I think the biggest risk to Ethereum, and by extension “the flippening” as a narrative, is regulation. Even though ETH can now be positioned as a more environmentally-friendly crypto than BTC, one could try to argue that ETH is now a security after shifting to proof-of-stake. I don’t personally agree with that argument, but it is something that should be considered when making crypto investments. Additionally, the SEC is specifically cautioning banks on how they custody cryptocurrencies, potentially making it cost-prohibitive for some to offer the service.


While I still believe we’re a couple of years away from Ethereum overtaking Bitcoin by market cap, I do think it could be argued the “flippening” has already happened when it comes to users.
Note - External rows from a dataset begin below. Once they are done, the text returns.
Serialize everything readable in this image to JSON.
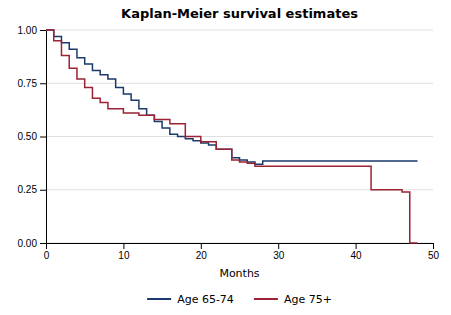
{
  "chart_data": {
    "type": "line",
    "title": "Kaplan-Meier survival estimates",
    "xlabel": "Months",
    "xlim": [
      0,
      50
    ],
    "ylim": [
      0,
      1.0
    ],
    "xticks": [
      0,
      10,
      20,
      30,
      40,
      50
    ],
    "yticks": [
      {
        "value": 0.0,
        "label": "0.00"
      },
      {
        "value": 0.25,
        "label": "0.25"
      },
      {
        "value": 0.5,
        "label": "0.50"
      },
      {
        "value": 0.75,
        "label": "0.75"
      },
      {
        "value": 1.0,
        "label": "1.00"
      }
    ],
    "grid": true,
    "legend": "bottom",
    "series": [
      {
        "name": "Age 65-74",
        "color": "#1a3a6b",
        "x": [
          0,
          1,
          1,
          2,
          2,
          3,
          3,
          4,
          4,
          5,
          5,
          6,
          6,
          7,
          7,
          8,
          8,
          9,
          9,
          10,
          10,
          11,
          11,
          12,
          12,
          13,
          13,
          14,
          14,
          15,
          15,
          16,
          16,
          17,
          17,
          18,
          18,
          19,
          19,
          20,
          20,
          21,
          21,
          22,
          22,
          24,
          24,
          25,
          25,
          26,
          26,
          27,
          27,
          28,
          28,
          42,
          42,
          48,
          48
        ],
        "values": [
          1.0,
          1.0,
          0.97,
          0.97,
          0.94,
          0.94,
          0.91,
          0.91,
          0.87,
          0.87,
          0.84,
          0.84,
          0.81,
          0.81,
          0.79,
          0.79,
          0.77,
          0.77,
          0.73,
          0.73,
          0.7,
          0.7,
          0.67,
          0.67,
          0.63,
          0.63,
          0.6,
          0.6,
          0.57,
          0.57,
          0.54,
          0.54,
          0.51,
          0.51,
          0.5,
          0.5,
          0.49,
          0.49,
          0.48,
          0.48,
          0.47,
          0.47,
          0.46,
          0.46,
          0.44,
          0.44,
          0.4,
          0.4,
          0.39,
          0.39,
          0.38,
          0.38,
          0.37,
          0.37,
          0.385,
          0.385,
          0.385,
          0.385,
          0.385
        ]
      },
      {
        "name": "Age 75+",
        "color": "#9b2335",
        "x": [
          0,
          1,
          1,
          2,
          2,
          3,
          3,
          4,
          4,
          5,
          5,
          6,
          6,
          7,
          7,
          8,
          8,
          10,
          10,
          12,
          12,
          14,
          14,
          16,
          16,
          18,
          18,
          20,
          20,
          22,
          22,
          24,
          24,
          25,
          25,
          26,
          26,
          27,
          27,
          28,
          28,
          42,
          42,
          46,
          46,
          47,
          47,
          48
        ],
        "values": [
          1.0,
          1.0,
          0.95,
          0.95,
          0.88,
          0.88,
          0.82,
          0.82,
          0.77,
          0.77,
          0.73,
          0.73,
          0.68,
          0.68,
          0.66,
          0.66,
          0.63,
          0.63,
          0.61,
          0.61,
          0.6,
          0.6,
          0.58,
          0.58,
          0.56,
          0.56,
          0.5,
          0.5,
          0.475,
          0.475,
          0.44,
          0.44,
          0.39,
          0.39,
          0.38,
          0.38,
          0.375,
          0.375,
          0.36,
          0.36,
          0.36,
          0.36,
          0.25,
          0.25,
          0.24,
          0.24,
          0.0,
          0.0
        ]
      }
    ]
  }
}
Most of the DeFi is happening on Ethereum. Ethereum is still in command of the NFT market judging by sales volume and buyer metrics. Whether all or any of these things continue is unclear. But if you believe crypto is here to stay, Ethereum is going to continue to be a top layer 1 smart contract chain in the industry. The network effect has been faster than that of BTC based on on-chain wallet addresses and there is no question there is more being built on Ethereum and its scaling chains than on Bitcoin from an application standpoint.